In the summer months following the community project, local residents have tended the gardens successfully. The purples, whites, yellows, and oranges of the natives have flourished, and butterflies and other pollinators have responded. Healthy, fine-looking tomatoes, zucchini, peppers, and basil are abundant. A small group of Friends Select campers, working in conjunction with LandHealth, added two more raised beds. Another youth group designed, constructed, and installed a birdfeeder, water catcher, bench, signage, and sunflower border. A local community gathering at the site is in the works. Often, when people walk or drive past the project site, they stop, they ask questions, they admire. The student project, situated not many strides from threatening “no trespassing” signs, has become a tangible place.
Opportunity
The fifth grade greening project may be viewed as a simple social experiment: When a group of middle school students, not from the local neighborhood, shows a little love and care to blighted land lying amidst a neglected neighborhood, can such a gesture spark actual social improvement? With regard to the fifth grade project, it is too early to tell. By creating a new, positive place in an area ignored for decades, the students undoubtedly planted a seed. In the early going following the project, the seed has been nurtured by others. But it has yet to take healthy root, still susceptible to the whims of ingrained local cynicism or a wayward riding mower. For the seed to emerge with staying power, more direct involvement and investment from the local community is essential.
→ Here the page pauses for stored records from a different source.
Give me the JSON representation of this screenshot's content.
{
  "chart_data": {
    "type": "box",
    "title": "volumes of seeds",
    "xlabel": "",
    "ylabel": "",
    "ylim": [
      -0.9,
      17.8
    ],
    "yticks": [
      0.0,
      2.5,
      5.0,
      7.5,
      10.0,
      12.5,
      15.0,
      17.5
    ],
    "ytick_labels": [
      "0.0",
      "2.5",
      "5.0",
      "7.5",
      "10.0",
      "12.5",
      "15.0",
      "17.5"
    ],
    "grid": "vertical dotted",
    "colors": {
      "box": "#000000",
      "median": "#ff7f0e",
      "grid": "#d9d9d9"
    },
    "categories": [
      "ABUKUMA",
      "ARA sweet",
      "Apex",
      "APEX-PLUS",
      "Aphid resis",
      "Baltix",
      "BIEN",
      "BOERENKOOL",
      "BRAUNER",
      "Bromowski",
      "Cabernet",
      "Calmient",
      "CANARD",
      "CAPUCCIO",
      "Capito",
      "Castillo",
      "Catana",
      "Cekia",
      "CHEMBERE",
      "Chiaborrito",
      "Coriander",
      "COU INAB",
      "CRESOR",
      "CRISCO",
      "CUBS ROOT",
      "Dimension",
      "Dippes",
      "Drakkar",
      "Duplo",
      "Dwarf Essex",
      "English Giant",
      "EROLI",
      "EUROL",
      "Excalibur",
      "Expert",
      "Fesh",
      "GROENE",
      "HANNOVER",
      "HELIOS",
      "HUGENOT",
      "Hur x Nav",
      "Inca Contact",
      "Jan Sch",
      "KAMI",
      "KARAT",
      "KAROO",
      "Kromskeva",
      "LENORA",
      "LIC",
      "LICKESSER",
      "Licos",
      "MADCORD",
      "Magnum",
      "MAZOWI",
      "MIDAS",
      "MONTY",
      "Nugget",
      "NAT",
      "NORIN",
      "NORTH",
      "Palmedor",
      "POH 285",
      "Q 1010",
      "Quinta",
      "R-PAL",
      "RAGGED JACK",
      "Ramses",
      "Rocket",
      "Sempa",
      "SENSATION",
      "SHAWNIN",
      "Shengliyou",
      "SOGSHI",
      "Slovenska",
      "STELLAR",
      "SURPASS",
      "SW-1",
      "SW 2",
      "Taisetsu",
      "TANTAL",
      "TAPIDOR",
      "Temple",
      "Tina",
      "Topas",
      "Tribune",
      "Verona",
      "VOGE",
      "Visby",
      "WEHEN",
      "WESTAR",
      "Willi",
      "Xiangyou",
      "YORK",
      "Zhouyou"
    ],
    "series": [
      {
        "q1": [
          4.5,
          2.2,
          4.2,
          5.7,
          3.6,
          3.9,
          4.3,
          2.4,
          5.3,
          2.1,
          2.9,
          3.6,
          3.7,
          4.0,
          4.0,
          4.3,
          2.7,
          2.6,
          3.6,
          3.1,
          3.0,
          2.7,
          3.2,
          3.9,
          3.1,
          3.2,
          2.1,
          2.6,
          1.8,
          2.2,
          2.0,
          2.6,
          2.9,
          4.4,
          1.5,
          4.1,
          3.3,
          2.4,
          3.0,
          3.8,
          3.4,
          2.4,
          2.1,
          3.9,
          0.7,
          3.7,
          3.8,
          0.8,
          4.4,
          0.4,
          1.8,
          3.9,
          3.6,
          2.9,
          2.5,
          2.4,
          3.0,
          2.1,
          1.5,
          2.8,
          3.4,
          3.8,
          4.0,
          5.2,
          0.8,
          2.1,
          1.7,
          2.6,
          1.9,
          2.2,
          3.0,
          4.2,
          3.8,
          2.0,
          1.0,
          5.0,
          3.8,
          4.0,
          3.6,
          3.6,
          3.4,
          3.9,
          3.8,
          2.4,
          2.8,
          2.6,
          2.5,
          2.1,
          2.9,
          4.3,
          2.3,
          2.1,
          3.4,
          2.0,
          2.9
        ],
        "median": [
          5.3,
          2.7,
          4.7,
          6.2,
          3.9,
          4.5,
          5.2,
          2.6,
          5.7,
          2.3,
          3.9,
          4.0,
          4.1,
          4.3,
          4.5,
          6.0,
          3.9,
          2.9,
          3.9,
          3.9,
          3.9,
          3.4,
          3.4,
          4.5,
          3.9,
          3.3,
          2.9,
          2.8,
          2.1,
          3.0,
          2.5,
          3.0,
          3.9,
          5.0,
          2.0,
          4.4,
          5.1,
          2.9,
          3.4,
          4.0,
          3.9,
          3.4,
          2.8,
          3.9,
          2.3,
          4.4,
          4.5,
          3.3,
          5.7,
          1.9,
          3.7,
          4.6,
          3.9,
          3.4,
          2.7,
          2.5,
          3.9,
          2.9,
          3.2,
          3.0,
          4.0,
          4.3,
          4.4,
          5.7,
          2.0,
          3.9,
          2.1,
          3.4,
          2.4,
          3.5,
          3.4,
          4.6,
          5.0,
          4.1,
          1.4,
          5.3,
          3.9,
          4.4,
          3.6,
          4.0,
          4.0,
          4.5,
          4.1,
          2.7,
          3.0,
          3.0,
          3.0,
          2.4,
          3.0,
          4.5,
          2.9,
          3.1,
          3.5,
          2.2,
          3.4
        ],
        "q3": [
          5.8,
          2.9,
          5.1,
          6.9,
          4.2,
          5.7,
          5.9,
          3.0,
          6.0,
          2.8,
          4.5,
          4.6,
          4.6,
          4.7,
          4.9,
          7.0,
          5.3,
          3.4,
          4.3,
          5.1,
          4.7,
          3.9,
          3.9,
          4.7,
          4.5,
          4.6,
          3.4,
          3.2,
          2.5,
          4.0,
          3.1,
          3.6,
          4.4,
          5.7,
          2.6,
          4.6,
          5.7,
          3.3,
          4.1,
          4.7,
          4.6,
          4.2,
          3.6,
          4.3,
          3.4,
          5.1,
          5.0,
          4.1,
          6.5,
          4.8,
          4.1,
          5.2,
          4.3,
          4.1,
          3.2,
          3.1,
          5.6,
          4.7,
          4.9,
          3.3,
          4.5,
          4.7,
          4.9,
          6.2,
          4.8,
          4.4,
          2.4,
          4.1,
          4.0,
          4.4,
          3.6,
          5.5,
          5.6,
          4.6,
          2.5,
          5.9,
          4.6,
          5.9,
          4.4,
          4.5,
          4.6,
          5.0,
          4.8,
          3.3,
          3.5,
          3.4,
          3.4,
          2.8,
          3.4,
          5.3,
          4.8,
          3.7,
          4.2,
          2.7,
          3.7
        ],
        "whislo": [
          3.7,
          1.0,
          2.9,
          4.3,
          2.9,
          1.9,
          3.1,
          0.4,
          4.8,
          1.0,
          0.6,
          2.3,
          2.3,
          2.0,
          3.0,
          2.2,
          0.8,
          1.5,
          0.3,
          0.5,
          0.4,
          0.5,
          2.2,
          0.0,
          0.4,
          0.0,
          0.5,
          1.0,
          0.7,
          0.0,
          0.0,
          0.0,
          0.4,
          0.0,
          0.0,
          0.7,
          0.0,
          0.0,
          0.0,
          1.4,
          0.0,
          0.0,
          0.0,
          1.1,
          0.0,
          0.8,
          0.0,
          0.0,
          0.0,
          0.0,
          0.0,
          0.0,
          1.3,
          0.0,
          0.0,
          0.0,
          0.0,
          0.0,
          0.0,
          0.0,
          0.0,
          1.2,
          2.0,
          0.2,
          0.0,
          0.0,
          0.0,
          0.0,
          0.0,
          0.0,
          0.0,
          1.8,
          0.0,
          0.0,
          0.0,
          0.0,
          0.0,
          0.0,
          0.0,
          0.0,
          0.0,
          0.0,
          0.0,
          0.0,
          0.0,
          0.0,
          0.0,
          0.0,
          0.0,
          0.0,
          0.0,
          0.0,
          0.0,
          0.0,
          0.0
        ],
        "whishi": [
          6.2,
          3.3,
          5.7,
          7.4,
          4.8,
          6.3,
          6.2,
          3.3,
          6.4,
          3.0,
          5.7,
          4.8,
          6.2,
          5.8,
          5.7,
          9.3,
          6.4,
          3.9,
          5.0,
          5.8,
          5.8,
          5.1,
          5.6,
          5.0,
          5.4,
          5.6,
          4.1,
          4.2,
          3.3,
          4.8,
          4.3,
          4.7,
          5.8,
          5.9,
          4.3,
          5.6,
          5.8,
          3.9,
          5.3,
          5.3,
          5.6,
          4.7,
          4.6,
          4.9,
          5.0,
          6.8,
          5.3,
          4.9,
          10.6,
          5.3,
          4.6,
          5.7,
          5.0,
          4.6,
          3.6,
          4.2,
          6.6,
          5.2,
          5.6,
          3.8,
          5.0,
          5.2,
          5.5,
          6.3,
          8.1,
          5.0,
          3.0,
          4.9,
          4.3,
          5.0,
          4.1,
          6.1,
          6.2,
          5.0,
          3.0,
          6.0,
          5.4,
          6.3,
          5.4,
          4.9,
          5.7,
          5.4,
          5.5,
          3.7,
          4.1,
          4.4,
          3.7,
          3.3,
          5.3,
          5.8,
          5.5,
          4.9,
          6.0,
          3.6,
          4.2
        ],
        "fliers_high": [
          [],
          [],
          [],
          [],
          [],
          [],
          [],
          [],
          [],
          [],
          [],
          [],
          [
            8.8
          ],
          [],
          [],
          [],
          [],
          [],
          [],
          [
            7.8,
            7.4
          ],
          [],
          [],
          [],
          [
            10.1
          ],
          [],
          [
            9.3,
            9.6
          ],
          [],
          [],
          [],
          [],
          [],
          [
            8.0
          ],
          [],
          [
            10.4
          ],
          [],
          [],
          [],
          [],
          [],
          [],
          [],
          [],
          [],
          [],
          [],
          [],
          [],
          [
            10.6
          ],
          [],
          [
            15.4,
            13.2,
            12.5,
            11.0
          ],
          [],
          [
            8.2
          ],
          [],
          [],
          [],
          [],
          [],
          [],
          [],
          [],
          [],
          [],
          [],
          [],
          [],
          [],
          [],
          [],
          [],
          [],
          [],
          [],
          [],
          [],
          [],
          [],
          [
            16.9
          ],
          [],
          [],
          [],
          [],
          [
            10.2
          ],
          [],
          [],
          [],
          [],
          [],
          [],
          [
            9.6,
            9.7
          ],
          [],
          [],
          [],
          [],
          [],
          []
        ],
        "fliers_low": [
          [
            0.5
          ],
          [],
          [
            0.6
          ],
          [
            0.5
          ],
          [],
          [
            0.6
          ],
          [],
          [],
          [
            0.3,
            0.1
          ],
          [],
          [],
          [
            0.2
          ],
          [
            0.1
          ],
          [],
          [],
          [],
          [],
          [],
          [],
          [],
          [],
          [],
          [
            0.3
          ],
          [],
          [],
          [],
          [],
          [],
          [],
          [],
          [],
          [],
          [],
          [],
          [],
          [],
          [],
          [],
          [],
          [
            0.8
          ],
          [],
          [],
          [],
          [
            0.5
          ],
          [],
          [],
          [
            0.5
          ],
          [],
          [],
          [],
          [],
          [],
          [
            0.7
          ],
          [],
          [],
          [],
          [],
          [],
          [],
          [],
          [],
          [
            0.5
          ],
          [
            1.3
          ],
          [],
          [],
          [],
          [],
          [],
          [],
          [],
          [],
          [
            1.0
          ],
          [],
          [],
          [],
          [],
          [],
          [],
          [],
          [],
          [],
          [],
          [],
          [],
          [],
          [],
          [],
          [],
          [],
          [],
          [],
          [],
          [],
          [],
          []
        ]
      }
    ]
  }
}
At least as encouraging as the native flowers and vegetables thriving upon a small section of the Logan Triangle are several recent promising developments. Three local public schools, two local churches, several local civic leaders, and several local residents have expressed real interest in the greening activities initiated by the fifth graders, and a real desire to become involved. Thus, many ingredients needed for change are clearly identifiable. Next, for needed change to start occurring, these ingredients must be mixed and engaged.
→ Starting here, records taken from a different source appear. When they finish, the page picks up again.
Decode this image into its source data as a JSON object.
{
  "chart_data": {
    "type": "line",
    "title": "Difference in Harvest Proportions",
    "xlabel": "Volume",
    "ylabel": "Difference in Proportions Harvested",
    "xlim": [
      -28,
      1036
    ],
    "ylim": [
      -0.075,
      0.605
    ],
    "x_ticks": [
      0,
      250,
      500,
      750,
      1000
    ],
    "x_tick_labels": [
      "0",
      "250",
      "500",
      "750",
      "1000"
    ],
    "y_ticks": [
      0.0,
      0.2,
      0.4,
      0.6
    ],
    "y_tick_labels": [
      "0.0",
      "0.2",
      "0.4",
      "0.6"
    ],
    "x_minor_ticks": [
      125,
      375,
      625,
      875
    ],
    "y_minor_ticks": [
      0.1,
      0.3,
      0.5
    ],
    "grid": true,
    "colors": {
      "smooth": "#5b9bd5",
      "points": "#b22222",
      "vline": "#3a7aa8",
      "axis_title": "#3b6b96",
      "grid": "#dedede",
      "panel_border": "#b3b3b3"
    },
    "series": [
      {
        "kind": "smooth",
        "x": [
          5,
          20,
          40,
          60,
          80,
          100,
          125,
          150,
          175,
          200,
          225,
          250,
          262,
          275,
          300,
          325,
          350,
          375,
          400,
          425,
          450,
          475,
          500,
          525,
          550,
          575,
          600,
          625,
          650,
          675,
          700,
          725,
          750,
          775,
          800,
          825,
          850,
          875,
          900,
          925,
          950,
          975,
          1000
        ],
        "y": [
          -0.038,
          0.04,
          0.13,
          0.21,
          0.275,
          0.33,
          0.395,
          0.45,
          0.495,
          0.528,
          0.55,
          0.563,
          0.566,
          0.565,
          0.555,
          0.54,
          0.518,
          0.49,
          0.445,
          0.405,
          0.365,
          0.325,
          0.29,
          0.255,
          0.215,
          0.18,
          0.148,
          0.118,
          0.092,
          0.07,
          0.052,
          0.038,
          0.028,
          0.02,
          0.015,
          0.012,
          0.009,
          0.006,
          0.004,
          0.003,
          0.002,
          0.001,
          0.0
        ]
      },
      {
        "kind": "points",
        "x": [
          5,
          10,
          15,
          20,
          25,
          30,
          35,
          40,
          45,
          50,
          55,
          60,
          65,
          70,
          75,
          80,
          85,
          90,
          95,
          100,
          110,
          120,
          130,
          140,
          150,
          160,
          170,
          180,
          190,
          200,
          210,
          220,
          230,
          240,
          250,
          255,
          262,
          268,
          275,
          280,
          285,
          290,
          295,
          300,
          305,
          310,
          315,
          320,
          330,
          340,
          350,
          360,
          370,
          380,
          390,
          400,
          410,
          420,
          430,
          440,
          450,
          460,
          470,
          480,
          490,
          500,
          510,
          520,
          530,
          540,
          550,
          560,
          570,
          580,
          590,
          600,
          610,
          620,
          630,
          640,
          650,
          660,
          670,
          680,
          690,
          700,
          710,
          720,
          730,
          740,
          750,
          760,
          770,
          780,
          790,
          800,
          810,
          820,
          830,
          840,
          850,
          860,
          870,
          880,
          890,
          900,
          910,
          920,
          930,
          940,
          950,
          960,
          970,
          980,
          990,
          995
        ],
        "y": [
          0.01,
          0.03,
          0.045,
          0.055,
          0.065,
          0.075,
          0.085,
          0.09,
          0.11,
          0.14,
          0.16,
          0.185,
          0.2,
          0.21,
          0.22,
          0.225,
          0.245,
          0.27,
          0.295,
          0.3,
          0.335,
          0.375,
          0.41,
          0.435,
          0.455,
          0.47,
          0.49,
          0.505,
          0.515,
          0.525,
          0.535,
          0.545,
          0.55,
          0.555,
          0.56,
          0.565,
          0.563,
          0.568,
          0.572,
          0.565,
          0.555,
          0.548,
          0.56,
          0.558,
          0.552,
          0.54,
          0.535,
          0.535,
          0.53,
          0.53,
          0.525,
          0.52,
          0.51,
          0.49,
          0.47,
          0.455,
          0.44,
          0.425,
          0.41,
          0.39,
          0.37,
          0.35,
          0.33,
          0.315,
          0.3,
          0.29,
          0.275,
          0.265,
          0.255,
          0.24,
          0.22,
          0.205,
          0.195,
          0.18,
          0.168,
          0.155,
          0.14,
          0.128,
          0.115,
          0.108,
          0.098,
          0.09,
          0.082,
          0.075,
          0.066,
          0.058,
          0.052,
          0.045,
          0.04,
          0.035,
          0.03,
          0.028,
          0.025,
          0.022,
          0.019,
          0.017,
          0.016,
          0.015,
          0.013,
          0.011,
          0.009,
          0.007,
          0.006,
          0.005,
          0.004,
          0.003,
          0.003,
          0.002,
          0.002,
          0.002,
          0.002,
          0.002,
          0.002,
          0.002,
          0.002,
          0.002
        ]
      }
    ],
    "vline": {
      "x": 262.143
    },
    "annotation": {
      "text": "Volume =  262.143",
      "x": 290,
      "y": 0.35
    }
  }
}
As an institution that prides itself as a private school with a public purpose, Friends Select has a golden opportunity to further initiate change in a place that has been jaded by 30 years of empty promises. The surrounding environs of Friends Select and the Logan neighborhood differ dramatically. Yet they lie just five miles from one another, connected by a short ride on the Broad Street subway. And on the far end of that subway ride lie countless opportunities for urban learning, community engagement, new peer group interaction, and true difference-making.